Bu üstünlüğü, otobanı kullanma imtiyazına sahip ol/a/mayanlara karşı sergilediği gibi, otoban’ın teğet geçtiği, dokunmadığı, sergilenen hızdan ötürü sesini, rengini, kokusunu alamadığı doğa birer kayıp olarak haneye yazılır.

Öyle ki, otobanda yol alma eylemi, zaman zaman şehre tepeden bakma küstahlığını da beraberinde getirir. Şehre dokunmayan bu duruş ve bakış insanı şehre yabancılaştırmakla kalmaz, diğer öteki yanı başındaki kişi/birey ilişkisini de yok ederken, temelde kendisine de yabancılaşmayı gündeme getirir.

Süreklilikte kopuş

Bu durum, otobanlarda seyahat eden bireyleri, başlangıç ve bitiş gibi iki uç nokta arasında tecrübe edilen bir tür kopukluğu bir varoluş problemine dönüştürür. Yaşamakta olduğum şehir, yukarıda dile getirilen şehir, otoban ve yabancılaşma olgusundan azade değil.

Gerçi Batı’daki şehirlerden farklı olarak tropiklerin sere serpe etrafta oluşturduğu doğal tasarımlar otoban gerçekliğiyle hâlâ yarışacak boyutta. Bunu Kuala Lumpur’a bahşedilmiş bir imtiyaz olarak kabul etmek te mümkün. Sadece Kuala Lumpur’a değil uzak yakın coğrafyalardaki şehirlerin belki tümü için ifade etmek gerekir.

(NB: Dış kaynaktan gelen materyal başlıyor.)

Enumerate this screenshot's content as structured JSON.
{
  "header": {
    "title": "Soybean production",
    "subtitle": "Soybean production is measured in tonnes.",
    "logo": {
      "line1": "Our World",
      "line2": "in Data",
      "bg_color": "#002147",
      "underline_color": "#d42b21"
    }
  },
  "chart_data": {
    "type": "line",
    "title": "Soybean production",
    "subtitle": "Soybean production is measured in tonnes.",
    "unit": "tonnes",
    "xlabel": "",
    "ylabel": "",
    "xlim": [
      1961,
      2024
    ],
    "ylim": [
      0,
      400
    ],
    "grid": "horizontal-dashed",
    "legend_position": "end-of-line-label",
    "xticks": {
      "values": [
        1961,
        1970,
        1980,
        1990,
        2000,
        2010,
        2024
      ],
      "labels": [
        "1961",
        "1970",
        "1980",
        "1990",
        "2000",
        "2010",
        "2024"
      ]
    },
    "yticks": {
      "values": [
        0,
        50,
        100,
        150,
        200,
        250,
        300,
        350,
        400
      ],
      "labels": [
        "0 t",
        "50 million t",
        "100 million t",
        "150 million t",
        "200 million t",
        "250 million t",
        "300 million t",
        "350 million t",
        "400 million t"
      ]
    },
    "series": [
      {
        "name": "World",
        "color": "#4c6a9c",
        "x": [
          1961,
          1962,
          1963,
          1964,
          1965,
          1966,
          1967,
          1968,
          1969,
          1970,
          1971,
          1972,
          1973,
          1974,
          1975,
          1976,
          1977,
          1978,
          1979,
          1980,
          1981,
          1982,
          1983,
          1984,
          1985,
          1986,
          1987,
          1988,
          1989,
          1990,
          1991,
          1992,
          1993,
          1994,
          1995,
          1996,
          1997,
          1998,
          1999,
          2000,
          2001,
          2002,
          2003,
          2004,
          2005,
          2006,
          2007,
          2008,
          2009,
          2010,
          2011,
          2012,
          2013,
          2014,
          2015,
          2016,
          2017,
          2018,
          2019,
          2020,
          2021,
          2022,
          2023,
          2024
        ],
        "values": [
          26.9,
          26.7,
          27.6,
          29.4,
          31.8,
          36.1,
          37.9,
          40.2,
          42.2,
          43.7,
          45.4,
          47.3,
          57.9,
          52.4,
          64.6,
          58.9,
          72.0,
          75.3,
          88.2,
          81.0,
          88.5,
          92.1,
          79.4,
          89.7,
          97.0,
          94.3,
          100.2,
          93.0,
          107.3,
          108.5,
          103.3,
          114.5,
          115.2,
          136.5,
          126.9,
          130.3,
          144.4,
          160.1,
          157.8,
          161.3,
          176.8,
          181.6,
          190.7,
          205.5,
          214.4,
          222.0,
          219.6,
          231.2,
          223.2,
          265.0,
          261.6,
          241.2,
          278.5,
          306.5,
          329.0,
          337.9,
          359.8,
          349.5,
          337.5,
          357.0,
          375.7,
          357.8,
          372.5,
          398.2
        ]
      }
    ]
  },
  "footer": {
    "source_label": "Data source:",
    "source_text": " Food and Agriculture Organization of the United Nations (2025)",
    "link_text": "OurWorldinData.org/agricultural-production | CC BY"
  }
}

Yukarıdaki düşüncelerin kelimeler haline dönüşmesine yardımcı olan gelişme, şehirde böylesine bir yol alışın ardından varacağım yere Segamut’a ulaştığımda karşılaştığım manzaranın çarpılıcılığı olsa gerek.

Yan-yol kurtuluşu

Şehrin güneyinden kuzeyine seyreden otoban, yukarıda yazının ilk bölümlerinde dile getirilen kurguya şu ya da bu şekilde uyarken, varılan noktada neyle karşılaşılacağı merakı hazırlayıcı bir nitelik taşıyor. Otoban’ın devam ettiği ancak, varacağım Segambut’a dönüş işaretiyle birlikte yan yola kıvrılmam otobandan kurtulmam anlamına geliyordu.

Gidiş gelişli altı şeritli yolun uzamının verdiği genişlik hissi kadar bir o kadar boşluk olgusu, bir anda kendini tek şeritli dar yolun yanı başında biten ve canlılık hissinin yeniden oluşmasına neden olan bitkilerle farklılaşmayı hemen haberdar ediyor.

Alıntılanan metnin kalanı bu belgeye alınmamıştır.